I understand, like you, that since the last days, there is an upsurge [in armed violence]. Now, all the tools are there to have the police to reassure the population and support those who are already on the ground, he added.
The minister does not hide that he expects to see results on the ground when, according to our police sources, criminal intelligence at the SPVM indicates that the summer season could set the tone for new outbreaks of violence army.
“It's a fight [against armed violence] that is important to reassure the population, to secure our streets. And to give tools to Montreal to say: "Here is what we have for you.
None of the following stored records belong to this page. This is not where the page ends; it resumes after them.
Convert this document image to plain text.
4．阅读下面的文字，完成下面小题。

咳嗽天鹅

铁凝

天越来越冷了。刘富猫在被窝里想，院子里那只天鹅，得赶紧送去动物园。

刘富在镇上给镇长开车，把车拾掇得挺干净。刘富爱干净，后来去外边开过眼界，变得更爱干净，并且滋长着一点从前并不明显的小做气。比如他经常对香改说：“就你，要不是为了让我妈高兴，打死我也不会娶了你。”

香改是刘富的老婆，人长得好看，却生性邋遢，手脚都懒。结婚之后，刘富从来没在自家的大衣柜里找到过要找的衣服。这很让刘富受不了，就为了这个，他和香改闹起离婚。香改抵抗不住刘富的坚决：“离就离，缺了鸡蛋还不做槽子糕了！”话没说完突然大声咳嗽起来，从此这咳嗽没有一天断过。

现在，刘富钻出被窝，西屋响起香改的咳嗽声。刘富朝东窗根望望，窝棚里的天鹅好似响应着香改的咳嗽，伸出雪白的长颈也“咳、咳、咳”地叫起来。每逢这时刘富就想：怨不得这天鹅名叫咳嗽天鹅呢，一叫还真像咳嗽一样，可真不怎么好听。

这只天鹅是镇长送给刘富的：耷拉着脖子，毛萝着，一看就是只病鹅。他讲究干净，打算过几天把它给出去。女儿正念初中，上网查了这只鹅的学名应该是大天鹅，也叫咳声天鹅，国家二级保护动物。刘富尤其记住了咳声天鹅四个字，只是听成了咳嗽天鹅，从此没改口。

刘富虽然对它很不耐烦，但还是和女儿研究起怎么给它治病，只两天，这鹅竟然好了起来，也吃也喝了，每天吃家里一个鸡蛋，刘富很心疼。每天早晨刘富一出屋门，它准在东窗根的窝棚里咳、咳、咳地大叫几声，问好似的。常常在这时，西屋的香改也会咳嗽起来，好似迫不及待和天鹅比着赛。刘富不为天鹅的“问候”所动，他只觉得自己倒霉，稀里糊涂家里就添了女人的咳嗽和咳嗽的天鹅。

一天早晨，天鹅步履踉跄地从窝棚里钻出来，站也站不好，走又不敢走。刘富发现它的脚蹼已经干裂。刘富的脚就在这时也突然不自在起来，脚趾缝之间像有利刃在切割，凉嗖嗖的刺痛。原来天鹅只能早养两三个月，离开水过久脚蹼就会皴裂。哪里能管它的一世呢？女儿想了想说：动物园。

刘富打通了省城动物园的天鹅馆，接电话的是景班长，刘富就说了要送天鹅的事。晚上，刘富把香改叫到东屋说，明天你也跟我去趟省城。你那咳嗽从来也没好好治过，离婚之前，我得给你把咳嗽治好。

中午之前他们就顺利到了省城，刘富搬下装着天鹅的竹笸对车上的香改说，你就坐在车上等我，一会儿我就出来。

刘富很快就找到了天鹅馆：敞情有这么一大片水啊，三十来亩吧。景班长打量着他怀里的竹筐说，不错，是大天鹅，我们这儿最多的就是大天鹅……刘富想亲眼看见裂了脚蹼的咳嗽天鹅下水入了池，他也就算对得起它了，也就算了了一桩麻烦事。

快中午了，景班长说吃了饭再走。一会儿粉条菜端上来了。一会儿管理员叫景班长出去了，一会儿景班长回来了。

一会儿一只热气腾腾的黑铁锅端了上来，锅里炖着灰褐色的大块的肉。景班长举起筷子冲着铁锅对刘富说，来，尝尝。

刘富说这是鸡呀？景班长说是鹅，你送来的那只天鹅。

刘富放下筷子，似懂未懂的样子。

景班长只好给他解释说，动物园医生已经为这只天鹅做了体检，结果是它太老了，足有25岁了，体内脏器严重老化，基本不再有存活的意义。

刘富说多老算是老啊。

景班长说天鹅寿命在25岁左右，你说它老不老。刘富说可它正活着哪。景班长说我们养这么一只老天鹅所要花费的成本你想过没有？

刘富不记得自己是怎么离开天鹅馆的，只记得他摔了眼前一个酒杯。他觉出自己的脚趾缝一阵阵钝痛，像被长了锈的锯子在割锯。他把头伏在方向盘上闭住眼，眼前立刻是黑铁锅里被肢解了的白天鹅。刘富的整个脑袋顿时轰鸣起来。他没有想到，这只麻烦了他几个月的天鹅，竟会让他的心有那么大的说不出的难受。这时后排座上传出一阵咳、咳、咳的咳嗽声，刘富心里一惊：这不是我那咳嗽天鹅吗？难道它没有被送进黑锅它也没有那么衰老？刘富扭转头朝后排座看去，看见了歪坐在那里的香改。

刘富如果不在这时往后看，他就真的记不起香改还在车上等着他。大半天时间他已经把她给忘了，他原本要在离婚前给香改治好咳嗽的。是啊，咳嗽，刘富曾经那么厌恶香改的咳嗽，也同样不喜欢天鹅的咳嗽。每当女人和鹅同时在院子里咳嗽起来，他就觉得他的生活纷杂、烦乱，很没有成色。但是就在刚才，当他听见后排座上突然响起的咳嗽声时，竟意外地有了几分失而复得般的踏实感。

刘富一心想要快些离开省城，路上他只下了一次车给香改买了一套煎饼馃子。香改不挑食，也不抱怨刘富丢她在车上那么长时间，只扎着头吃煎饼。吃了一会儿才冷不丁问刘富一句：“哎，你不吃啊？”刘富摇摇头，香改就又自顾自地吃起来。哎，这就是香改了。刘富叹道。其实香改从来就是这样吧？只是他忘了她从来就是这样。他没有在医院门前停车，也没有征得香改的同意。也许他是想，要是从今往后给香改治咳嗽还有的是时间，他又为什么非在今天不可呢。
Now it's up to you to respond and deliver the goods.” »
— François Bonnardel, Quebec Minister of Public Security
Minister François Bonnardel believes that the Government of Quebec has given all the tools in Montreal to get involved in the fight against armed violence.
Over the past seven months, millions of dollars and legislative changes to the Police Act have followed one another in favor of recruiting police officers for the metropolis.
Bill 14 recently filed by François Bonnardel will allow the SPVM to hire civilians with expertise relevant to the police environment.
The model resembles that adopted by the FBI in the United States, where professionals without police experience become agents in specific fields of expertise.
In Quebec, it will be a first for a police force.
This is a first in Quebec in order to offer the necessary flexibility to the Montreal police to recruit civilians as police officers to support specialized criminal investigations, such as cybercrime, Bonnardel explains.
But the most concrete short-term benefit for increasing the police presence on the streets of Montreal is undoubtedly the graduation of the first 72 police cadets who formed the first cohort of recruits exclusive to the SPVM.
These future police officers will be on duty starting next week in the streets of Montreal.
This represents an annual investment of three million dollars in order to set up this new cohort, mentions Mr. Bonnardel, who attended the graduation ceremony.
The first cohort reserved for the SPVM has officially received its diploma at the École nationale de police du Québec, in Nicolet.
Earlier this week, the Ministry of Public Security announced that the Attestation of Collegial Studies (AEC) program for recruiting minority candidates had been expanded to allow the hiring of 140 police officers. to conventional status throughout Quebec, bringing the total to 230.
Of this number, 105 are intended for the SPVM.
Always at the provincial level, the capacity to train police officers annually will increase from 650 to 1000 recruits as of 2024, at the National Police School of Quebec (ENPQ).
The SPVM will also benefit from the increase in this pool of recruits.
Thus 350 more police officers will be trained annually. Usually, the SPVM comes to hire 30% of all ENPQ graduates, estimates the Minister of Public Security.
Before the start of the last campaign provincial election, in August 2022, the City of Montreal was granted an envelope of $225 million over five years.
This money will make it possible to add 225 police officers [au net] to the ranks of the SPVM, explains François Bonnardel.
An additional envelope of 25 million, also over five years, had been announced for prevention and the community.
Projects such as the Mobile Mediation and Social Intervention Team (EMMIS) will be able to take advantage of the addition of social workers well beyond the Ville-Marie borough.
The return of the summer season could set the tone for waves of armed violence in certain sectors of the metropolis. (File photo)
Finally, $150 million has already been injected by the Quebec government into the national strategy CENTAURE, whose mission is to stop firearms trafficking. This envelope allows Montreal to finance several specialized SPVM teams to combat armed violence.
There are mixed teams of police officers from the SQ, Montreal and Laval who are present weekdays and weekends in the field. The problem of armed violence is not going to disappear tomorrow morning, we must continue to put police officers on the ground with the means we have given ourselves, says the Minister of Public Security.
Would the government be prepared to loosen the purse strings further if the City of Montreal asked for more money and resources in the coming months?
The tools are all there. Now, we have to reassure our population and do the work, Mr. Bonnardel concludes.